My uncle started molesting me when I was 6 years old. At my 8 year baptismal interview I “confessed” what my uncle was doing. My bishop told me he would make sure and “handle it”, and stressed the importance of my baptism and how it would “wash me clean again.”
It continued for years…. When a new bishop was called (or maybe wards split, fuzzy on those specifics) during my tithing settlement interview one on one with my new bishop I asked him why HF (heavenly father) was still letting me get hurt. My bishop asked if I had told anyone about it, and I told him my prior bishop knew. He told me HF was testing me and when I proved valiant to him, the abuse would end. This set me into a lifetime of sexual abuse.

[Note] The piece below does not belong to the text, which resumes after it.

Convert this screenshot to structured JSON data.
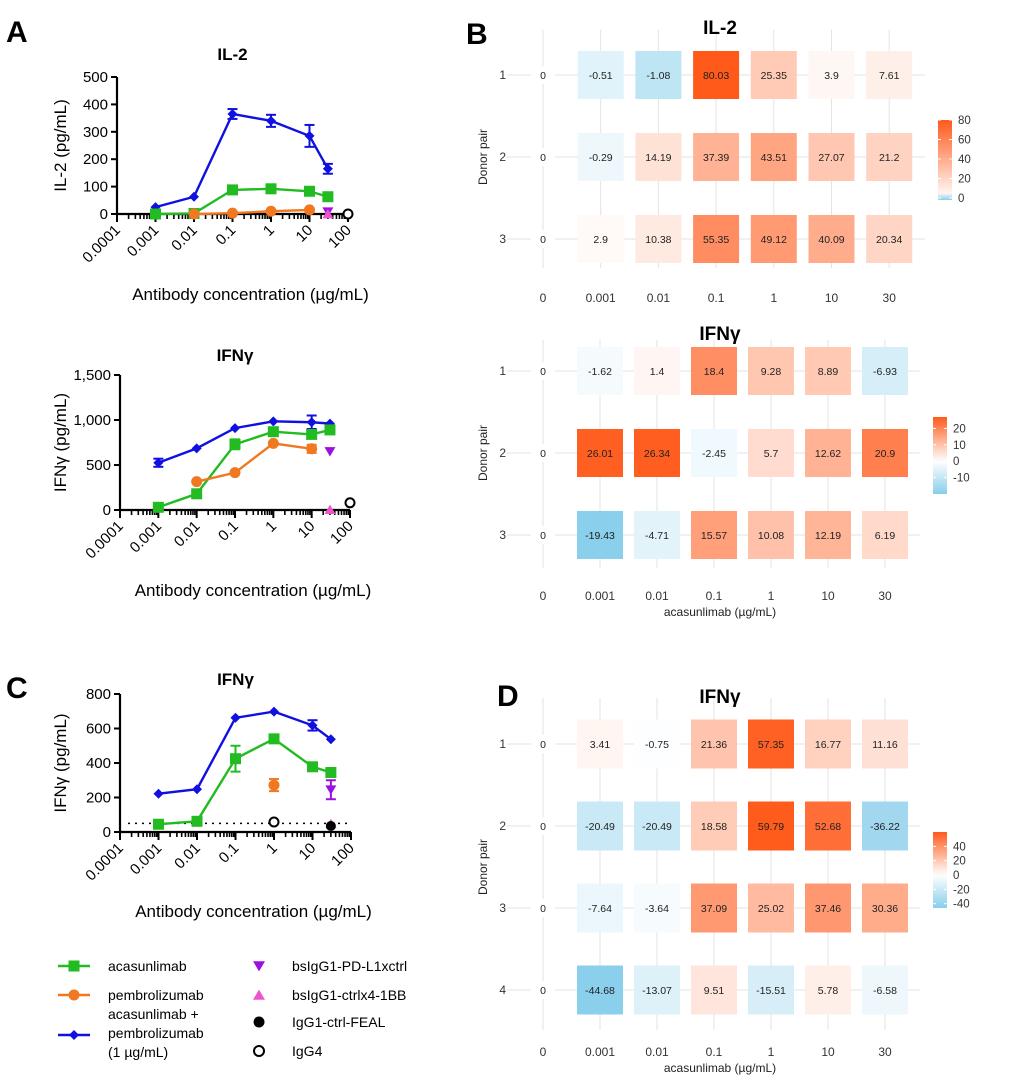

In high school I got into partying. One night after a game there was a house party at a friends house. A bunch of the Mormon football players were there, and I was a very vulnerable freshman. Long story short I was “tag teamed” (as they put it) by one of the boys and his friend. It was very brutal and highly embarrassing. Because I had been drinking i was afraid to tell anyone. The boys went to school and bragged about it and making sure the entire school heard about it and knew I was a “easy fuck”. A very active LDS friend of mine felt it her duty to tell our bishop of my “sins”. I was called into a court of love and placed on probation which stripped me of my YW callings, taking sacrament, and praying in Sunday school etc. Those same boys both went on missions. I learned early on what happened when I told the truth to a bishop.